Vegetarian Black Bean Tostadas

  • 4 Sprouted Corn Tortillas
  • 1 tbsp + 2 tsp olive oil
  • 2 cups shredded green cabbage
  • ½ cup cilantro, chopped
  • 1/3 cup white onion, sliced
  • ½ cup white onion, diced
  • ¼ cup vegan mayo
  • 2 tsp lime juice
  • 1 can of black beans, rinsed and drained
  • Avocado, sliced
  • ½ tsp chili powder
  • 1 tsp garlic powder
  • ¼ tsp cayenne
  • 1 tsp cumin
  • 2 + ½ tsp salt
  • 1+½ tsp pepper

Preheat the oven to 425 degrees Fahrenheit.

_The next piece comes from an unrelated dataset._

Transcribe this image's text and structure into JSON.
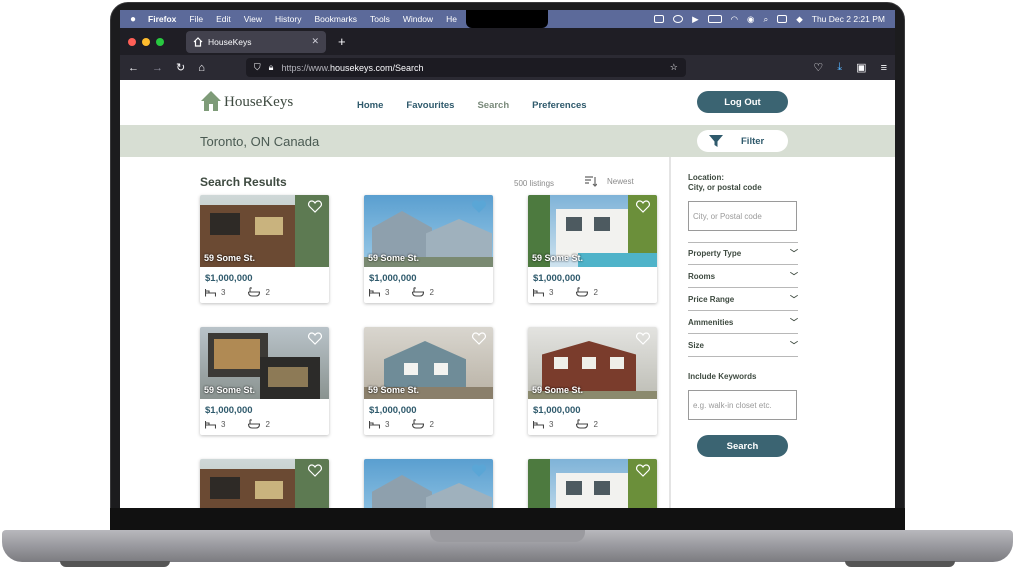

Brush both sides of the tortillas generously with 2 tsp olive oil, season with 1 tsp salt, and arrange in a single layer on a baking sheet.

Bake for 4 minutes, then flip and bake for 4 more minutes until the tortillas are crisp. Set aside until time for assembly.

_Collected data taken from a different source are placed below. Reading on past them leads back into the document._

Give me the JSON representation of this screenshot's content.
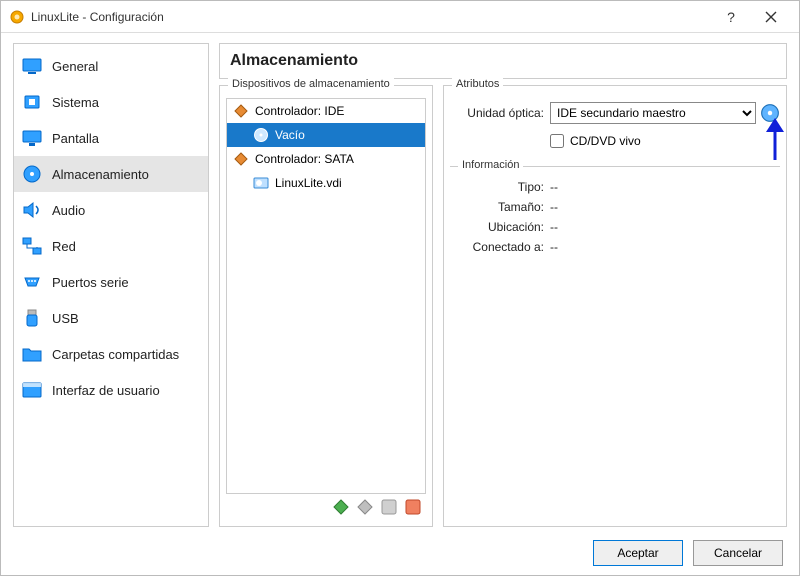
{
  "window": {
    "title": "LinuxLite - Configuración"
  },
  "sidebar": {
    "items": [
      {
        "label": "General"
      },
      {
        "label": "Sistema"
      },
      {
        "label": "Pantalla"
      },
      {
        "label": "Almacenamiento"
      },
      {
        "label": "Audio"
      },
      {
        "label": "Red"
      },
      {
        "label": "Puertos serie"
      },
      {
        "label": "USB"
      },
      {
        "label": "Carpetas compartidas"
      },
      {
        "label": "Interfaz de usuario"
      }
    ],
    "selected_index": 3
  },
  "main": {
    "header": "Almacenamiento",
    "devices_group": "Dispositivos de almacenamiento",
    "attributes_group": "Atributos",
    "info_group": "Información",
    "tree": {
      "controllers": [
        {
          "label": "Controlador: IDE",
          "children": [
            {
              "label": "Vacío",
              "selected": true
            }
          ]
        },
        {
          "label": "Controlador: SATA",
          "children": [
            {
              "label": "LinuxLite.vdi",
              "selected": false
            }
          ]
        }
      ]
    },
    "attributes": {
      "optical_label": "Unidad óptica:",
      "optical_value": "IDE secundario maestro",
      "live_cd_label": "CD/DVD vivo",
      "live_cd_checked": false
    },
    "info": {
      "rows": [
        {
          "label": "Tipo:",
          "value": "--"
        },
        {
          "label": "Tamaño:",
          "value": "--"
        },
        {
          "label": "Ubicación:",
          "value": "--"
        },
        {
          "label": "Conectado a:",
          "value": "--"
        }
      ]
    }
  },
  "footer": {
    "ok": "Aceptar",
    "cancel": "Cancelar"
  }
}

Next, prepare the cabbage slaw by thinly slicing 2 cups green cabbage, 1/3 cup white onion, and roughly chopping ½ cup cilantro. Add 2 tsp lime juice and ¼ cup vegan mayo to a bowl. Stir until well combined. Mix in the cabbage, onion, and cilantro. Stir, then season with ½ tsp salt and 1/2 tsp pepper and refrigerate until time to serve.

Using a medium-sized sauté pan, add 1 tbsp olive oil and ½ cup diced onion. Sautee until the onion is translucent. Add ½ tsp chili powder, ¼ tsp cayenne, 1 tsp cumin, 1 tsp garlic powder, 1 tsp salt, and 1 tsp pepper, then mix until well combined. Add 1 can of rinsed and drained black beans to the pan, along with ¼ cup water. As the beans cook, use a spatula to smash them down lightly to make a black bean mash.

To assemble the tostadas, start with a crispy corn tortilla, then add a few spoonfuls of the black bean mixture, top with slaw, avocado slices, and cilantro.

Enjoy immediately! This recipe serves 4.